I do hope however that your data contains more information than the toy example you provided, i.e. multiple observations per individual (as below). With just one observation per individual / unit, the model is practically impossible to identify."

He then provided the following example:

library(rstan)

set.seed(1)
x1 <- rnorm(100)  
x2 <- rnorm(100)
z <- 1 + 2*x1 + 3*x2 + 0.1 * rt(100, 7)
pr <- 1/(1+exp(-z))       
y <- rbinom(100,10,pr)  

df <- list(N=100, y=y, x1=x1, x2=x2, nu = 7)

# Stan code
model1 <- '
data {                          
   int<lower=0> N;          
   int<lower=0,upper=10> y[N];  
   vector[N] x1;         
   vector[N] x2;
   real nu;
}
parameters {
   real beta_0;     
   real beta_1;        
   real beta_2; 
   real<lower=0> sigma_e;
   vector[N] e;
}
model {
   e ~ student_t(nu, 0, sigma_e);
   sigma_e ~ cauchy(0, 1);
   y ~ binomial_logit(10, beta_0 + beta_1 * x1 + beta_2 * x2 + e);
}
'
# Run the model
fit <- stan(model_code = model1, data = df, iter = 4000, chains = 2)
print(fit)

Bob Carpenter also briefly commented on the question:

"[...] And yes, you can do the same thing in a hierarchical setting, but you have to be careful because modeling the degrees of freedom can be tricky given the scale runs off to infinity as you approach normality."
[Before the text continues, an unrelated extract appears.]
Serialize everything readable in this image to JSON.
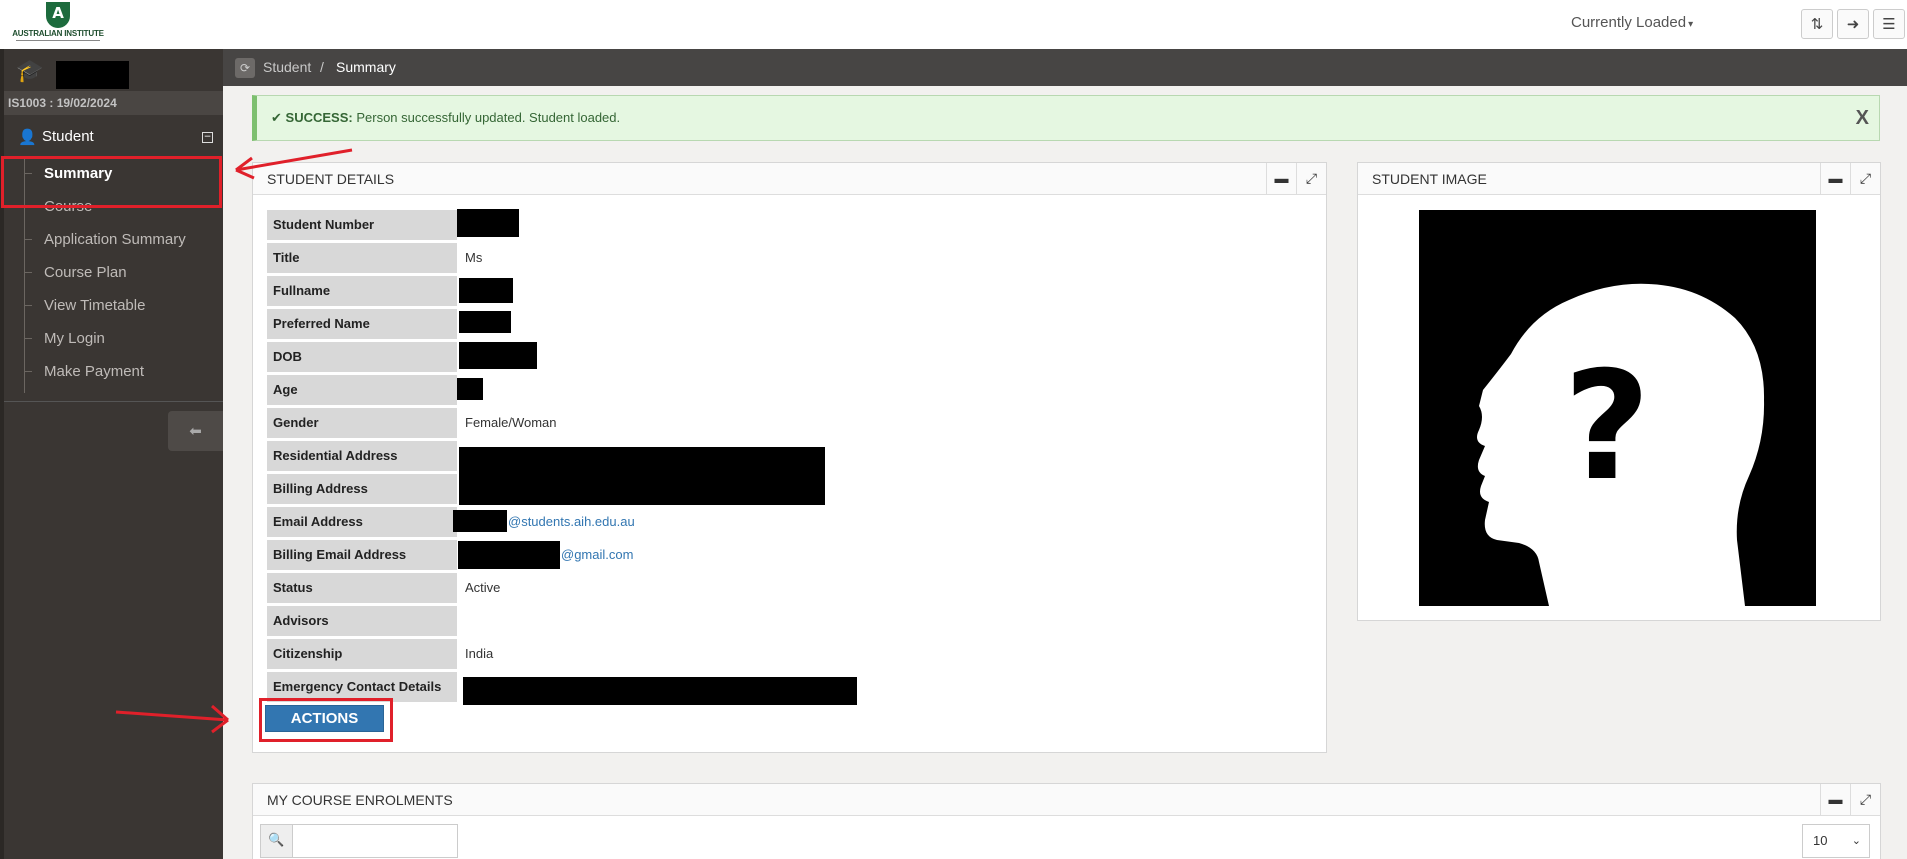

Answering Bernd's question, Luc clarified why he wrote y ~ bernoulli_logit(10... in the model code:

"In the example code I provided you with, 10 is the sample size. You may have noticed that the toy data contain multiple observations per individual / unit (i.e. 10 observations per unit).

The Stan manual also provides extensive information on arguments to functions and sampling statements."

Update: My translation of johnmyleswhite example to Stan Synthax isn't working. I don't understand well Stan Synthax to translate the code. Maybe someone can help? Below is the original answer.

If you check the johnmyleswhite example, mentioned by jbaums, you can see that the important piece of code is:

y[i] ~ dbern(p[i])
p[i] <- pt(z[i], 0, 1, 1)
z[i] <- a * x[i] + b

As you can see, insted of using invlogit to compute probabilites, he uses the t distribution (actually, the cumulative t). In stan, just use:

student_t_cdf

I don't know vey well Stan synthax, but I assume you can use something like the follow:

   model {
y ~ bernoulli(theta);
theta <- student_t_cdf(df, mu, sigma)
mu <- beta_0 + beta_1 * x1 + beta_2 * x2;
}

Note that you will have to put priors on df and sigma. Something like:

df_inv ~ uniform(0, 0.5);
df <- 1 / df_inv;
sigma_z <- sqrt((df-2)/df);

I'll try here to see if it works. Let me know if tweaking my answer a little makes it to work.

Page 26 of the Stan 2.4 Reference Manual:

y ~ bernoulli(Phi( beta_0 + beta_1 * x1 + beta_2 * x2 ))

The general solution is y ~ bernoulli(link_function(eta)) where link_function is, e.g. Phi. There just happens to be a special function bernoulli_logit that wraps this functionality and is numerically more stable.

I recommend reading up on generalized linear models if the reason for this isn't clear. The Wikipedia page isn't such a bad review.